Таким примерно образом размышлял Альтафи, перелистывая тетради младшего брата и сестренки. В руки ему попалось вдруг что-то похожее на блокнот, из желтоватой оберточной бумаги, раскрыл — «Шефский дневник ученика шестого класса Халимова Джауда́та». Альтафи начал читать: «Кличка подшефной лошади — «Осоавиахим». Сколько лет — девять. Цвет лошади — буланая. Место в конюшне — стойло № 15. Отношение к военной службе — РККА. Сколько копыт подковано — два. Состояние зубов — хорошее…»

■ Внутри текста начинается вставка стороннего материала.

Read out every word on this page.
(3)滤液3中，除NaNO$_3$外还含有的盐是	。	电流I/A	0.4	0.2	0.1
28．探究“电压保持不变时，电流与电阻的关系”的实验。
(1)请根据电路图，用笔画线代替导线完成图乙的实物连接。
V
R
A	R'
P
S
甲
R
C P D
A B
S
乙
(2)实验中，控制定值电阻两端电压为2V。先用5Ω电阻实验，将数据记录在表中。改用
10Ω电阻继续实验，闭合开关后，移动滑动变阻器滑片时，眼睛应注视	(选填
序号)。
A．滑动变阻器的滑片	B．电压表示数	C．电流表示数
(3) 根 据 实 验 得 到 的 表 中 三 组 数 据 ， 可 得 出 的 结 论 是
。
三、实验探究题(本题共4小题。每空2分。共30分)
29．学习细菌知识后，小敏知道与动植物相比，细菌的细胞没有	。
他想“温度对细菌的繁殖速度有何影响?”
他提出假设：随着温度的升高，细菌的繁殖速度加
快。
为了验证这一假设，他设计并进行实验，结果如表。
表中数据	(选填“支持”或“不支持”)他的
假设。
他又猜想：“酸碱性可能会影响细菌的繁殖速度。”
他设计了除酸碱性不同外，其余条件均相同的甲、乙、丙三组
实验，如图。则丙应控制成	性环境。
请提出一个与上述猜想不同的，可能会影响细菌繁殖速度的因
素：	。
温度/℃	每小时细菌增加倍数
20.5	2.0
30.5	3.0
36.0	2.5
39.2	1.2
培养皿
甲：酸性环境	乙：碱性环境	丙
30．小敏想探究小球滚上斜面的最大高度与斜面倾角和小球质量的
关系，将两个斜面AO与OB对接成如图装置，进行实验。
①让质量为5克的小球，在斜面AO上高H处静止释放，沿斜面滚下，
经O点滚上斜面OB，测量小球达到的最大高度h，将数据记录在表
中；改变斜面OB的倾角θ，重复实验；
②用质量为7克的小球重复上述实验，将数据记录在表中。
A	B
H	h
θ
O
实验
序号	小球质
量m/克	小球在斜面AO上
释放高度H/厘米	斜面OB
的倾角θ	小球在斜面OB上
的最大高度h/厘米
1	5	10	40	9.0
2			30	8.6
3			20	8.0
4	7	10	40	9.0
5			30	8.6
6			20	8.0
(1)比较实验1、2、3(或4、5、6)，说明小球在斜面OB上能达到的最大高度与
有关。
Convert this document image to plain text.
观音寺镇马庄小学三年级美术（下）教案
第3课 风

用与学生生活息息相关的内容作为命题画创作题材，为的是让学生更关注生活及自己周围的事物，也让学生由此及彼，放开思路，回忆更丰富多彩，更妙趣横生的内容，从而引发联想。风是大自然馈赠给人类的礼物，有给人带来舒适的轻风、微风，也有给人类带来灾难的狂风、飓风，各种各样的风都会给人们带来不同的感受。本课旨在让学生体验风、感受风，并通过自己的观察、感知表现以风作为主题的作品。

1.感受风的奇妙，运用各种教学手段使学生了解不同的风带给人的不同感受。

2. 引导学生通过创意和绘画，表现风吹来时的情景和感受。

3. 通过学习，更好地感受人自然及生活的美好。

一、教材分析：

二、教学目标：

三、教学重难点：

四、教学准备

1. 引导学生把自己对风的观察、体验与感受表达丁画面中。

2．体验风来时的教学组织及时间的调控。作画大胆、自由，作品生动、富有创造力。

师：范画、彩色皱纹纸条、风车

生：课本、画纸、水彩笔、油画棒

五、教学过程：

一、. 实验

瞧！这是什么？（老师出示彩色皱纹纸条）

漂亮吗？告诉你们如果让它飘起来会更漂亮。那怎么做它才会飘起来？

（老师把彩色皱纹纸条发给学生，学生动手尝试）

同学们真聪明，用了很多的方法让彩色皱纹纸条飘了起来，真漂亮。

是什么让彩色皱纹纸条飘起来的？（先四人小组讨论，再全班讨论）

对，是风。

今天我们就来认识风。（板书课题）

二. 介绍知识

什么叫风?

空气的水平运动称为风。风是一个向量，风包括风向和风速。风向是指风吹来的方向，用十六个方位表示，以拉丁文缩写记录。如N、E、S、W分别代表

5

Этот «документ» вывел Альтафи из себя. Знает он эту лошадь, чего там! По-настоящему ее звать Захриев жеребок. В тридцатые годы, когда колхозы организовывали, Захри привел и сдал обществу кобылу свою; кобыла в скорости ожеребилась, и появился Захриев жеребок. А то — «Осоавиахим». В школе, наверно, придумали, не иначе. Ну правильно, лет ей — девять. Верно, буланая и подкована на передние ноги. Только «Осоавиахиму» этому нужна не желтая тетрадка Джаудата Халимова, а добрый корм, болтушка из ржаной муки. И хотя бы полведра овса на день. Еще бы, конечно, охапку клевера или, скажем, вики с овсом вперемешку… Если будет все это, тогда буланая лошадь и без ваших мудреных названий очень даже хорошо себя почувствует. Во всем колхозе не найдется коняжки, чтобы норовом спокойней или чтоб старательней, чем она. Видел ее Альтафи сегодня, когда проходил мимо конюшни: лопатки выперли, ребра как забор редкий, живот к спине прилип (точно как у географа!), грива спутанная, клочками. Разве ей записи нужны в желтой тетрадке?! Однако тянет пока свою ношу… Эх, животина ты бессловесная!.. Война эта, суровая, не только людей — живность всю как-то переменила, это уж точно. Раньше такие лошади бывали норовистые: не дает себя запрячь, хоть ты лопни! Теперь таких нету. Коровы раньше-то пропадут куда-либо из стада, то на озимые соседнего колхоза забредут, то обожрутся — теперь таких нету. Бывало, в иной год картошка плохо уродится, в другой — ягода вовсе не вырастет или травы редкие да сухие, теперь все как на заказ. Картошку выбрать невозможно — до того много ее, ягод в лесу — красным-красно, и трава тоже: там, где до войны по щиколотку росла, теперь выше пупа вымахала. Помогает, видно, природа своим детям; чем может, тем и помогает…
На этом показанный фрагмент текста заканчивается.